Healing Erectile Dysfunction
Are you a man struggling with erectile problems? You may believe that you will have difficulty with this forever or that is not solvable unless you take medication for the problem but a pill may not fix all of the trouble. Here's why.... For most men, erectile problems are caused by an anxiety issue, not a medical issue. While prescriptions such as Viagra, Levitra and Cialis may help to solve the problem of getting your penis hard, you may not get to the core of why your penis is having difficulty getting hard in the first place. By then you are committed to taking prescriptions and "timing" when we are sexual for the rest of your sexual relationship. Getting to the core of the anxiety and taking back control of your body is what we will be discussing in this article.
Keep in mind that the only two ingredients necessary for an erection is to be aroused and to be relaxed. When one of those natural functions is interfered with you may experience erectile difficulties.
No doubt is you are experiencing a medical issue and cannot obtain an erection on your own due to vascular issues, a disability or other medical circumstance than erectile medications may be a life saver for you guys. I am speaking to the other men in the population who are dodging their sexual difficulties and hiding behind a prescription because it may be easier for them than figuring out why their penis's are not standing up during sexual encounters.
Pay Attention to your Relationship
You must be willing to look at what is going on between the two of you. You may want to have a discussion with your clothes on about the way you guys are going about being sexual. Are you satisfied with the frequency? Are you pleased with the script of what you are doing in bed (kissing, foreplay, and intercourse)? Do you feel like you guys are connecting during a sexual experience? Are we reading each other's cues correctly? When couples have sex less than twice a month you are guaranteed to have an anxiety laden experience. The reason is that you fall out of a routine of intimate touch and then it becomes very anxiety producing to get back into bed with each other. If you are not able to be sexual at least twice a month than at minimum you should spend time laying in bed and holding each other so as not to move too far away from intimacy and touch as a part of what we do. Couples with bad frequency set themselves up to be nervous that each experience has to "knock it out of the park". Since that can't be guaranteed you are better off to have more frequent experiences and learn how to handle "natural failures" by discussing this, confronting your anxiety about failures and learning how to being intimate in other ways than penetration with your penis.
Masturbate but be Careful
What I mean by masturbate but be careful is pay attention to the way you are masturbating and the material of what you are masturbating to. Some men when the masturbate use such a rough stroke and touch that the arousal and pleasure of doing it that way cannot be duplicated in partner sex. With that being said, just pay attention to making moves on yourself that can be done in the bedroom you share with your partner. Also, pay attention to your explicit materials. If you are pleasuring yourself watching material that is so different from when you are with your partner you may be setting yourself up for erectile and arousal problems. Try to watch material that is relational in nature or somehow depicts a story of two lovers being together, this will help work with your arousal pattern you are trying to create in your relationship. The other old fashioned idea is to just look at 2D images (magazines or books) that don't have the same arousal level as watching videos or looking online. 2D image porn may seem not as exciting at first but after a while you will begin to notice a desensitization that is happening and a resensitization that happens in real life with your sexual partner.

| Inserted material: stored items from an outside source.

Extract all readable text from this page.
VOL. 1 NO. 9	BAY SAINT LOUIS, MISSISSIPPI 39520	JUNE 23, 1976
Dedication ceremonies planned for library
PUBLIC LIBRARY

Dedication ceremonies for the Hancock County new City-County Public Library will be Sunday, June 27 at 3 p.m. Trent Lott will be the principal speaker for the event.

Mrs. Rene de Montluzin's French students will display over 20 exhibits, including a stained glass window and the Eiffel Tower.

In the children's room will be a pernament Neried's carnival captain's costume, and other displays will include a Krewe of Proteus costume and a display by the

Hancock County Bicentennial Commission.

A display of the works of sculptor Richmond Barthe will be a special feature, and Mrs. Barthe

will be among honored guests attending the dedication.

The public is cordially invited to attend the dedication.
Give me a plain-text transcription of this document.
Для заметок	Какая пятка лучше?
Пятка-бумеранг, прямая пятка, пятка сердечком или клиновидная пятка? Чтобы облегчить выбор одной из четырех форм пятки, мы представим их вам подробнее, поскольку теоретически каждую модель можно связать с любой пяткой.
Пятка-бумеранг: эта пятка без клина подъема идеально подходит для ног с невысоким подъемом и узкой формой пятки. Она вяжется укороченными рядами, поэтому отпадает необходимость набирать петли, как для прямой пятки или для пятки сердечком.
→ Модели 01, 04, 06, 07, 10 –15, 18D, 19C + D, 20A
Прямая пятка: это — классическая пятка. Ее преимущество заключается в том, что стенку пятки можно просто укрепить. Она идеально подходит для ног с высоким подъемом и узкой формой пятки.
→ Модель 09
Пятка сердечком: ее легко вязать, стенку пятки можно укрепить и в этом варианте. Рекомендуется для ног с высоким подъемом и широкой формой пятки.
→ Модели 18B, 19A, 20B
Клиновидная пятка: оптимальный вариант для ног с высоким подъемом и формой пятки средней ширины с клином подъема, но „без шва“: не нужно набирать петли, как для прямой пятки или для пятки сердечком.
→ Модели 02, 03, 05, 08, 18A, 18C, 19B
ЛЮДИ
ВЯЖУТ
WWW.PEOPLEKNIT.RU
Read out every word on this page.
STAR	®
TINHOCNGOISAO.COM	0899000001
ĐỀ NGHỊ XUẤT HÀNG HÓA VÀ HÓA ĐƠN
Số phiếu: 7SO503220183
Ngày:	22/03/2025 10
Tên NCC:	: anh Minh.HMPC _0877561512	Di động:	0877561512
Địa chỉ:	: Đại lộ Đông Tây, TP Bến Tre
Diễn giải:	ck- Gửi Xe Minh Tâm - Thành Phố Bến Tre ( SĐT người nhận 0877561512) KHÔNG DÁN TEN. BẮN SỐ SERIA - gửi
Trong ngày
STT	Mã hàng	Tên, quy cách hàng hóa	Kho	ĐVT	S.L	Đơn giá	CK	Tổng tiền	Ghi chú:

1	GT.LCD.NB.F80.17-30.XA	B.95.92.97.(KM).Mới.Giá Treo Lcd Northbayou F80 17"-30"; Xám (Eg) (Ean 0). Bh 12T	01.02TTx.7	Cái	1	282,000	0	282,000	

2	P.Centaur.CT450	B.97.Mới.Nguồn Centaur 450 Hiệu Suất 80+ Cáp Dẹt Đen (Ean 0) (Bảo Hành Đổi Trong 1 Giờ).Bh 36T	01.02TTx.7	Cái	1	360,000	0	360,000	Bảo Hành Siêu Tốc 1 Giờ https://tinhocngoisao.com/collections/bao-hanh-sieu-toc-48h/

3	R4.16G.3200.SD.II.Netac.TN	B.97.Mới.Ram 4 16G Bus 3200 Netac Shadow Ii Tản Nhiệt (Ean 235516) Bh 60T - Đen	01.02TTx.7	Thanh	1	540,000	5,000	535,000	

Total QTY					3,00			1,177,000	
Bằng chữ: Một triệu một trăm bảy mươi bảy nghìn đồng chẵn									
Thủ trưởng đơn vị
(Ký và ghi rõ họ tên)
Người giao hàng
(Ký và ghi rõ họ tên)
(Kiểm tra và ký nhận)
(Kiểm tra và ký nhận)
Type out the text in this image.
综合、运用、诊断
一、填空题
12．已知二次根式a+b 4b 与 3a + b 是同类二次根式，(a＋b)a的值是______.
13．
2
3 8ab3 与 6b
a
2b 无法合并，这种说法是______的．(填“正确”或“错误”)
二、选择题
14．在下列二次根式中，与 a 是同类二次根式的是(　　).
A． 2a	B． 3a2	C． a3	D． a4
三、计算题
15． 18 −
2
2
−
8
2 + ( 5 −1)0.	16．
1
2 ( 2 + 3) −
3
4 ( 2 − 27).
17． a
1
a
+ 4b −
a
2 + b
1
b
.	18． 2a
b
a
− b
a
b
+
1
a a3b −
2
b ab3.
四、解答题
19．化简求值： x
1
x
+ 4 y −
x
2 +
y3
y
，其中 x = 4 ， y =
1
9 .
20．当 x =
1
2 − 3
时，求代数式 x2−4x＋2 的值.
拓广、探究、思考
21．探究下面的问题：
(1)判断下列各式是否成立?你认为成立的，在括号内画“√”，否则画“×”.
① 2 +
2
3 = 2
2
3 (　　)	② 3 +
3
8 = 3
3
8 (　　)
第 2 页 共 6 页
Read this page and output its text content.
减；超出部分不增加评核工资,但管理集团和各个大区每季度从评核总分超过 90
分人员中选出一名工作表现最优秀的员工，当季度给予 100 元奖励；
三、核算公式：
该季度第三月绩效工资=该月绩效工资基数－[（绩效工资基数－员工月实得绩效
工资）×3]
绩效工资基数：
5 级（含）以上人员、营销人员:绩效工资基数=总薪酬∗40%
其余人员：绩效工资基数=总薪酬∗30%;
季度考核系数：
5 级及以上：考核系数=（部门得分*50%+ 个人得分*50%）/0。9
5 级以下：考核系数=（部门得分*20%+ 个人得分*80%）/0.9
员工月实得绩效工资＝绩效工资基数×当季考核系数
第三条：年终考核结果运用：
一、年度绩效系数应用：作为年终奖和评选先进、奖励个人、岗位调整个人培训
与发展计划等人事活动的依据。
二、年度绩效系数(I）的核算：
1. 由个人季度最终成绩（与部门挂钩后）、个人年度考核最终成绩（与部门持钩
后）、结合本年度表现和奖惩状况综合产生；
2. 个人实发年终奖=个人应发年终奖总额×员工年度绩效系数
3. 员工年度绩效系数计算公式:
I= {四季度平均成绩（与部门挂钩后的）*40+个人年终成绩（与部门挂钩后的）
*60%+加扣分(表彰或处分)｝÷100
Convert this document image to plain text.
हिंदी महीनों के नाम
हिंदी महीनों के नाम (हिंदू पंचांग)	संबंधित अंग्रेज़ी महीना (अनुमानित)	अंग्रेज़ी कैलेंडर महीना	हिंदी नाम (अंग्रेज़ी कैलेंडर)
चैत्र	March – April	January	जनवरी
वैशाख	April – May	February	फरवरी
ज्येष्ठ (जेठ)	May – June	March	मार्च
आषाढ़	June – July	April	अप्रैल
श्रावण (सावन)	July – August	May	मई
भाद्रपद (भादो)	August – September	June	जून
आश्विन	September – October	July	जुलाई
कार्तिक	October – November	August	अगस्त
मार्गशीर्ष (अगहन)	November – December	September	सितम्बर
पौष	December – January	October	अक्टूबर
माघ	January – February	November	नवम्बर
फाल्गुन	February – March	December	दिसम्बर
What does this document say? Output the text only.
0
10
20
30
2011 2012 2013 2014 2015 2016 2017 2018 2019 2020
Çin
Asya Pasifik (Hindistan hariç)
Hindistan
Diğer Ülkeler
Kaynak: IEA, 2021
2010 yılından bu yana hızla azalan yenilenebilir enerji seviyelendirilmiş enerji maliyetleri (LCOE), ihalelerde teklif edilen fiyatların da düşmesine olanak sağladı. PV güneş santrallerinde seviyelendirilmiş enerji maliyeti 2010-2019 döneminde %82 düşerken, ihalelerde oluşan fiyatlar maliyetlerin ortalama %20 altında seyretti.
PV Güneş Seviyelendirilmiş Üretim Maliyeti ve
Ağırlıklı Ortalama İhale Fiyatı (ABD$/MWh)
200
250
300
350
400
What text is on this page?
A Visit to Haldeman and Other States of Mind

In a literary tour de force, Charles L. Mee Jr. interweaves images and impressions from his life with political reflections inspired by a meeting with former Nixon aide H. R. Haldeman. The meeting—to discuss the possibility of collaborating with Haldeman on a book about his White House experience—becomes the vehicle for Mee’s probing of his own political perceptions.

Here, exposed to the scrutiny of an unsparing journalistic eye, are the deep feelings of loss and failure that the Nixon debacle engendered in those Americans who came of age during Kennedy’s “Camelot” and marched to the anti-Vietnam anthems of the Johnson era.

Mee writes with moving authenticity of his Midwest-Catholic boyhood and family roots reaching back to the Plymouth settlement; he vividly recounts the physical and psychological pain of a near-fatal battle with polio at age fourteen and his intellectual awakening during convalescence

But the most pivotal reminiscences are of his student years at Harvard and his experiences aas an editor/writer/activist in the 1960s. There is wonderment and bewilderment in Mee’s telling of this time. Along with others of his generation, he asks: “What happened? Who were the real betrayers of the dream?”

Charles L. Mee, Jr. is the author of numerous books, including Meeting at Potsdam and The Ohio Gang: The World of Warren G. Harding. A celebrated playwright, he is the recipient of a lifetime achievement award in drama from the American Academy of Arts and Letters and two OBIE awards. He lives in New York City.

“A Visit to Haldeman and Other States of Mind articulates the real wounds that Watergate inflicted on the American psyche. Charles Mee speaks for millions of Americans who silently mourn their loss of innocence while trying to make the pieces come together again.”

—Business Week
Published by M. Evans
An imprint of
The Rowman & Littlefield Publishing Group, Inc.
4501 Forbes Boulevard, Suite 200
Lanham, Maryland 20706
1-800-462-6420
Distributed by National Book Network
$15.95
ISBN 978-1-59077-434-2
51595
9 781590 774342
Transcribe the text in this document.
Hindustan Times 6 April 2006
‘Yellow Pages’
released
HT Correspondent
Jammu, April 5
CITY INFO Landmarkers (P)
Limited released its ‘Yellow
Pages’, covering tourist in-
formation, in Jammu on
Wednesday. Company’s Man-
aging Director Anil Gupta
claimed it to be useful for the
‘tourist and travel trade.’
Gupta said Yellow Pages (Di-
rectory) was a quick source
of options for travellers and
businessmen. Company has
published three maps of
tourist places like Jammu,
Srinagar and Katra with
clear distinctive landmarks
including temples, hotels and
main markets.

Slow Down, What's the Rush
You have to be willing to look at the pace in which you guys are being sexual. If your sexual script has boiled down to 1 minute of touching and then you expect to be ready to go then your penis is trying to communicate something very important to you, slow down and take a moment to get yourself aroused and ready for sex. The media does a horrible job of teaching us how to be sexual. In the movies it is depicted that folks kiss or touch and then everybody is just ready to stick it in. At home your sexual patter may be rushed because it is late or the kids may come in and need something. In functional sexual relationships, adults learn to lock the doors, tell kids they need some privacy and make time to connect through sex and touching to get us ready. Avoiding dealing with intimacy and sex illustrates that you don't have a firm grip on your own anxiety and you need to settle yourself down and work on this by not running away and not being avoidant. Slow down and marinate in your anxiety, tell your partner you are uncomfortable, its possibility contributing to your loss of erections and work through it together. You may need more arousal, you may need more closeness in the relationship and you may need to look at what you are saying to yourself during sex. Your mindset should be positive and relaxed; your focus should be on your partner's pleasure and responses, not on your penis. If criticism is a barrier in your sexual relationship go talk to a sex therapist for guidance through this issue, find a Certified Sex Therapist at www.AASECT.org
A very smart man, psychologist and mentor of mine named Dr. David Schnarch one said that "The bedroom and sexual relationships are the cradle of adult development". Think about this and open your eyes and your mind about why you are having this problem.